8-8. Сага 1. Глава 8. Лерик и Сережка

    Л Е Р И К         И       С Е Р Ё Ж К А
         А  летом  1944-го  младший  в  семье  Лерик,  тяжело  болевший  ещё  с  весны,  умирал,  по-видимому,  (по-видимому,  потому  что  точно  от  чего,  никто  не  мог  сказать)  от  алиментарной  дистрофии  -  тот  самый  диагноз,  который  ставили  всем  вывезенным  из  блокадного  Ленинграда  детям,  многие  из  которых  так  и  не  смогли его  превозмочь  и  выкорабкаться  обратно  в  жизнь..  Сначала  это  был  просто  фурункулёз  и  струпья   по  всему  его  маленькому  истончённому   тельцу,  потом  пошли  долго  не  заживающие  гнойные  язвы   -  на  ногах  в  области  голеней  и  особенно  на  пятках  (м. б.,  пролежни?),  а  затем  вдобавок  ко  всему  -  длительные,  непрекращающиеся  поносы,  похожие  уже  на  дизентерию.

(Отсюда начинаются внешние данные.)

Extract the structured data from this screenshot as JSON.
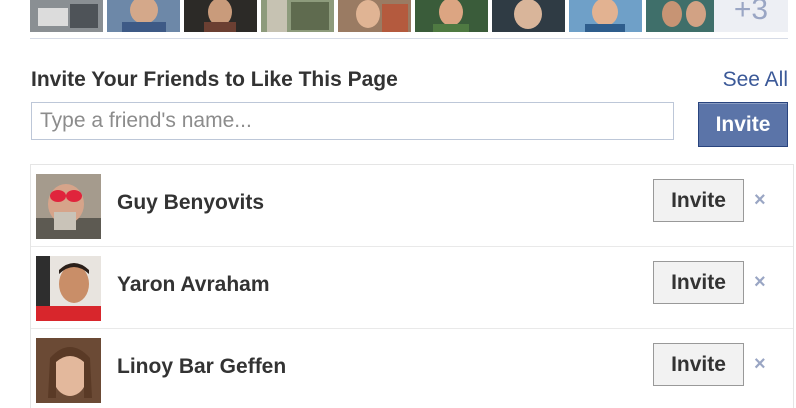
{
  "header_strip": {
    "more_count": "+3"
  },
  "invite_section": {
    "title": "Invite Your Friends to Like This Page",
    "see_all": "See All",
    "search_placeholder": "Type a friend's name...",
    "invite_button": "Invite"
  },
  "friends": [
    {
      "name": "Guy Benyovits",
      "invite_label": "Invite",
      "remove_label": "×"
    },
    {
      "name": "Yaron Avraham",
      "invite_label": "Invite",
      "remove_label": "×"
    },
    {
      "name": "Linoy Bar Geffen",
      "invite_label": "Invite",
      "remove_label": "×"
    }
  ],
  "colors": {
    "link": "#3b5998",
    "primary_button": "#5b74a8",
    "text": "#333333"
  }
}
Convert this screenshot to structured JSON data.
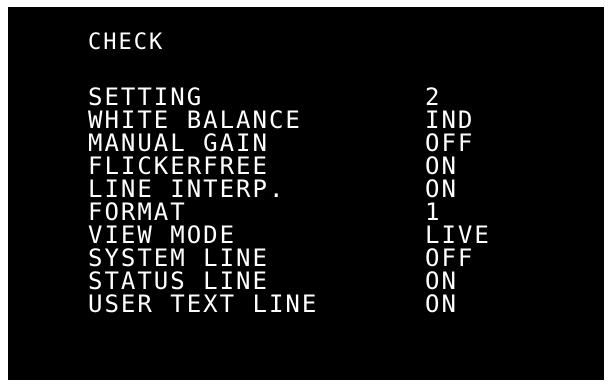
{
  "menu": {
    "title": "CHECK",
    "rows": [
      {
        "label": "SETTING",
        "value": "2"
      },
      {
        "label": "WHITE BALANCE",
        "value": "IND"
      },
      {
        "label": "MANUAL GAIN",
        "value": "OFF"
      },
      {
        "label": "FLICKERFREE",
        "value": "ON"
      },
      {
        "label": "LINE INTERP.",
        "value": "ON"
      },
      {
        "label": "FORMAT",
        "value": "1"
      },
      {
        "label": "VIEW MODE",
        "value": "LIVE"
      },
      {
        "label": "SYSTEM LINE",
        "value": "OFF"
      },
      {
        "label": "STATUS LINE",
        "value": "ON"
      },
      {
        "label": "USER TEXT LINE",
        "value": "ON"
      }
    ]
  },
  "colors": {
    "background": "#000000",
    "text": "#ffffff",
    "frame": "#ffffff"
  }
}
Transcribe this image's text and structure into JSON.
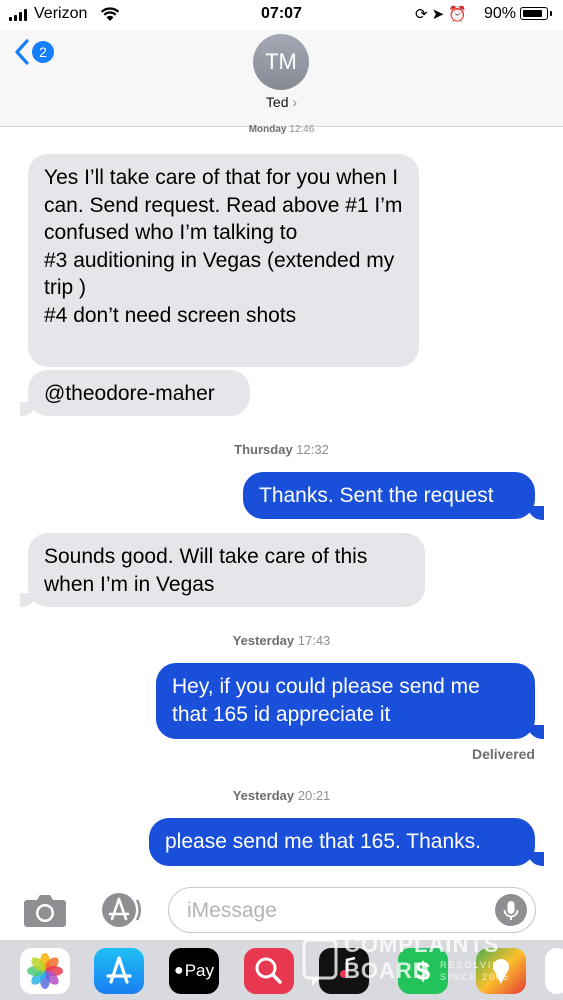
{
  "status_bar": {
    "carrier": "Verizon",
    "time": "07:07",
    "battery_percent": "90%",
    "battery_level": 0.9,
    "icons": [
      "rotation-lock-icon",
      "location-icon",
      "alarm-icon"
    ]
  },
  "header": {
    "back_badge": "2",
    "avatar_initials": "TM",
    "contact_name": "Ted",
    "contact_chevron": "›"
  },
  "messages": [
    {
      "type": "timestamp",
      "day": "Monday",
      "time": "12:46"
    },
    {
      "type": "incoming",
      "text": "Yes I’ll take care of that for you when I can. Send request. Read above #1 I’m confused who I’m talking to\n#3 auditioning in Vegas (extended my trip )\n#4 don’t need screen shots"
    },
    {
      "type": "incoming",
      "text": "@theodore-maher"
    },
    {
      "type": "timestamp",
      "day": "Thursday",
      "time": "12:32"
    },
    {
      "type": "outgoing",
      "text": "Thanks. Sent the request"
    },
    {
      "type": "incoming",
      "text": "Sounds good. Will take care of this when I’m in Vegas"
    },
    {
      "type": "timestamp",
      "day": "Yesterday",
      "time": "17:43"
    },
    {
      "type": "outgoing",
      "text": "Hey, if you could please send me that 165 id appreciate it"
    },
    {
      "type": "status",
      "text": "Delivered"
    },
    {
      "type": "timestamp",
      "day": "Yesterday",
      "time": "20:21"
    },
    {
      "type": "outgoing",
      "text": "please send me that 165. Thanks."
    }
  ],
  "composer": {
    "placeholder": "iMessage"
  },
  "app_drawer": {
    "apple_pay_label": "Pay",
    "apps": [
      "photos-app-icon",
      "app-store-icon",
      "apple-pay-icon",
      "search-images-icon",
      "music-app-icon",
      "cash-app-icon",
      "maps-app-icon"
    ]
  },
  "watermark": {
    "line1": "COMPLAINTS",
    "line2": "BOARD",
    "line3": "RESOLVING",
    "line4": "SINCE 2006"
  },
  "colors": {
    "accent": "#147efb",
    "outgoing_bubble": "#1a4fd9",
    "incoming_bubble": "#e5e5ea"
  }
}
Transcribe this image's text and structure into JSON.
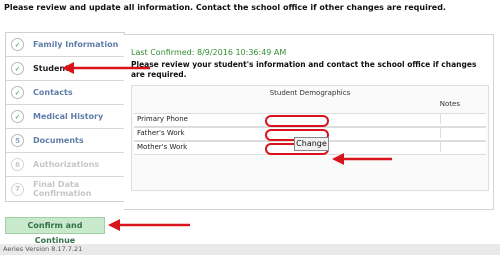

     В  результате  всех  этих  непрерывных   хворей  -   общий  упадок  сил,  дисфункция  желудка,  атрофия  нижних  конечностей.   Ребёнок,  который  начал  ходить  в  неполных  семь  месяцев  и  заговорил  к  десяти,  в  возрасте  4-х  лет  и  3-х  месяцев  самостоятельно  уже  не  мог  не  только  передвигаться,  но  даже  стоять  на  ногах  -  ему  нужна  была  помощь  посторонних.  Это  был  форменный  заморыш:  непомерно  большая  голова  на  жалком  тощем  тельце  со  вздутым  животом  и  костлявыми  ножками.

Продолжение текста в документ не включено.